Flying Off An Aircraft Carrier In The Caribbean

   You are so lucky to be sailing on this beautiful sea with its calm green waters (unless a big storm hits.).  From 1968 to 1969 I sailed on this sea with the US Navy. I started on the destroyer USS Haynesworth (DD-700). Our home port was Galveston, Texas. We spent a lot of time in Jamaica and in Guantanimo Bay,Cuba (Before the prison was there.)
        I was then sent to the aircraft carrier USS Lexington (AVT-16).I was assigned to a squadron flying Grumann S-2 Tracker anti-submarine planes. I was the computer operator on the plane. Everyday we would fly over the Caribbean looking for Russian submarines. It was beautiful flying. Our pilot and other crew members were real professionals and great people.
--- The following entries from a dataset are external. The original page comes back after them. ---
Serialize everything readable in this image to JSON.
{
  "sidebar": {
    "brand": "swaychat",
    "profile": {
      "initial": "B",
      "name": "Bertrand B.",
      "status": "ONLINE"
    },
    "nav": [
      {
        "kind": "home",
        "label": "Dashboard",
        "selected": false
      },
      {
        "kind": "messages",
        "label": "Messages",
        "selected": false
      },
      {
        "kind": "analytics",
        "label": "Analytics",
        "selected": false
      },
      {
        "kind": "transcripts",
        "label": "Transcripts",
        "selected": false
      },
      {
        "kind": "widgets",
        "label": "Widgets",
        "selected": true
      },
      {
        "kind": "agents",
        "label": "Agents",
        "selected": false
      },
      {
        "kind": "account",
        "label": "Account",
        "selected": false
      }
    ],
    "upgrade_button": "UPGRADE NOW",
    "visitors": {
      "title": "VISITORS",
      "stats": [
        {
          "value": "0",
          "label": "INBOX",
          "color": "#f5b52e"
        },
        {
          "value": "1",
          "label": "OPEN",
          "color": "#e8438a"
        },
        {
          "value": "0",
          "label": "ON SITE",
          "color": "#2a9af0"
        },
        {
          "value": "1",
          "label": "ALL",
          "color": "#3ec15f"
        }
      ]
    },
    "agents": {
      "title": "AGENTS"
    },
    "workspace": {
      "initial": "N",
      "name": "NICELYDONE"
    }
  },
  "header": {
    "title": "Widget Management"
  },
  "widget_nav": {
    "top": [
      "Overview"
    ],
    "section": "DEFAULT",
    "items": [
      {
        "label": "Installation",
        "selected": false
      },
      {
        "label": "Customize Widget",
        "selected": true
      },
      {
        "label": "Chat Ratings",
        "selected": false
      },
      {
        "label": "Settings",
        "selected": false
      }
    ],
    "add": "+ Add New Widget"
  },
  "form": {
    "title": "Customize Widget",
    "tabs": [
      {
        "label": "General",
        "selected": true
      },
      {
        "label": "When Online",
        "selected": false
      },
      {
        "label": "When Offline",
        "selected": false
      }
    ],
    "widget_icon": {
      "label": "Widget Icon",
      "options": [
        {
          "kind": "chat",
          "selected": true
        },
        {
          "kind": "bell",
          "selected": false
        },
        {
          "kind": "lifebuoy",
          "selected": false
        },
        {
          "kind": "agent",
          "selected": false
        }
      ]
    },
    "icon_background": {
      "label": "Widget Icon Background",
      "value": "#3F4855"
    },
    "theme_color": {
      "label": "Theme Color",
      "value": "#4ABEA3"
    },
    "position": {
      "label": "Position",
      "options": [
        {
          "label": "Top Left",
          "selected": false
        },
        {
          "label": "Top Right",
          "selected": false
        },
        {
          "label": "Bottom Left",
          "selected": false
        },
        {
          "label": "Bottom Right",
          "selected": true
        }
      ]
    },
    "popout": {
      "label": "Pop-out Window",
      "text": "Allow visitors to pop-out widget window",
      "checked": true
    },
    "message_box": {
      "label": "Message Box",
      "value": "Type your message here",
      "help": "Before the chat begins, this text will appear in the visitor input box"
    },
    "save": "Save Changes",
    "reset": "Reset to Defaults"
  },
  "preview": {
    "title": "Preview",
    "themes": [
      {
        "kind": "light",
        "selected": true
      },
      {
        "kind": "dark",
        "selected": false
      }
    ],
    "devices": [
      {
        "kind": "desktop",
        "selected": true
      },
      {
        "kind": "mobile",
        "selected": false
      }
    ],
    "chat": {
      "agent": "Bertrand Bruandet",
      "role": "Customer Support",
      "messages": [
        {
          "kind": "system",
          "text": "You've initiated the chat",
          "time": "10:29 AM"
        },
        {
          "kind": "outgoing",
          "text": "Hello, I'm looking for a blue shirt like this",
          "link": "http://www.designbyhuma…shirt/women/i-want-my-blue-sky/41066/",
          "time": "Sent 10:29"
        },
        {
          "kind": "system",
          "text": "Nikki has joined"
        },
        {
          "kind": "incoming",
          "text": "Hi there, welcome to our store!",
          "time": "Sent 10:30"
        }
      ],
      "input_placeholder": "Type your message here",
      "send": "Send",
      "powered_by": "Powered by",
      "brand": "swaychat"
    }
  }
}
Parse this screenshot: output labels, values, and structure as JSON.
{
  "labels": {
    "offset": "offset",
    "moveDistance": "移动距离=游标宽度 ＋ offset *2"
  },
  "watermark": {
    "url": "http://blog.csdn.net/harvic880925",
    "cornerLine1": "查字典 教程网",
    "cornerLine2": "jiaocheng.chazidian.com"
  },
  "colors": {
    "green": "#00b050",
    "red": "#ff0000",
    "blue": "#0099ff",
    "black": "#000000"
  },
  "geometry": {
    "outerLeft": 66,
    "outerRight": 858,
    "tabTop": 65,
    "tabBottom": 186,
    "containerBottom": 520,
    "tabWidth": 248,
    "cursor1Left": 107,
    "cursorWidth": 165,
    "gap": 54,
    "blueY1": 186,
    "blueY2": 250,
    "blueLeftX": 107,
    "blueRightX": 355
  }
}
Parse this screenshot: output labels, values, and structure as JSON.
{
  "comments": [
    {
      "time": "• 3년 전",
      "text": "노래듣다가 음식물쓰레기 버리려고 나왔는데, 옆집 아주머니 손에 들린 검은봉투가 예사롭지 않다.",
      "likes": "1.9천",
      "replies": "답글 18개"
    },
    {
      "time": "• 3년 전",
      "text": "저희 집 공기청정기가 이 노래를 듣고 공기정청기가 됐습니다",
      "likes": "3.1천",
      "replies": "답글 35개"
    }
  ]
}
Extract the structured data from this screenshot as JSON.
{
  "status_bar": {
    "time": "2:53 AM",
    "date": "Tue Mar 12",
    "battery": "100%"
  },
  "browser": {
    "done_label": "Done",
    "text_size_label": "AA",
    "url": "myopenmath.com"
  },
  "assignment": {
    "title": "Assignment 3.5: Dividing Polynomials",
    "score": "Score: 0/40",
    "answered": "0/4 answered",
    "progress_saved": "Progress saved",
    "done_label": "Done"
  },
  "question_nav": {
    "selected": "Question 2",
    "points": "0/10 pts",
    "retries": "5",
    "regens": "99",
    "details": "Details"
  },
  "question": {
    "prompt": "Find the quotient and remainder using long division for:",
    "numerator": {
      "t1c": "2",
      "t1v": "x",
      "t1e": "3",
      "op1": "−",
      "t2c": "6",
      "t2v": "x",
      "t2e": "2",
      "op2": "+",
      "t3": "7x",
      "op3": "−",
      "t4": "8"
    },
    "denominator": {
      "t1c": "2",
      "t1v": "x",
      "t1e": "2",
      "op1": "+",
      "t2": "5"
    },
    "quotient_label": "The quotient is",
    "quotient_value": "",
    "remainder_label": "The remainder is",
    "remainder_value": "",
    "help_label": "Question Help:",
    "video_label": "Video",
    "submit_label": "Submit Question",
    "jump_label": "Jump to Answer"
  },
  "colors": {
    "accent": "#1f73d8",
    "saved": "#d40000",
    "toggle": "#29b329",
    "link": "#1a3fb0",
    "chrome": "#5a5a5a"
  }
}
        One day Elena and I were visiting the aircraft carrier USS Hornet in Alameda, California. As luck would have it, an S-2 was on the flight deck and its bottom hatch was open. I showed Elena the inside of the plane and the seat where I sat.
        If you came into our bedroom, you would see a model of a gray plane with US Navy markings and two piston engines. That was the plane that I flew on. Anna that model is your after I die.It will be something for you to remember me.
         Flying from an aircraft carrier is an amazing and sometimes terrifying experience.You land at a normal airport on a very stable runway that stays in the same place. On an aircraft carrier you take off and land on a flight deck that is always pitching, yawing , and rolling.
          When you take off, they attach the plane to a steam catapult on the flight deck. Your flaps are down all the way and your engines are running at full power. The catapult blasts you to 60 miles per hour and you launch off the flight deck. As you go off the end of the ship, the plane drops below the carrier deck for just a second. This is the most dangerous moment when you can go into the water and drown. When the air catches the flaps you climb quickly. It is wonderful fun.
          Landing is wild and dangerous. Imagine that you are driving your car at 200 kilometers per hour(120 mph). You slam on the brakes and have to bring the car to a complete stop in 300 feet (about the length of an American football field.) When you approach to land on an aircraft carrier, your plane has to be going precisely 120 mph. If you are flying slower you will crash on the flight deck and be smashed into thousands of pieces. If you are going faster you will miss the three arresting cables to stop your plane and over shoot the flight deck.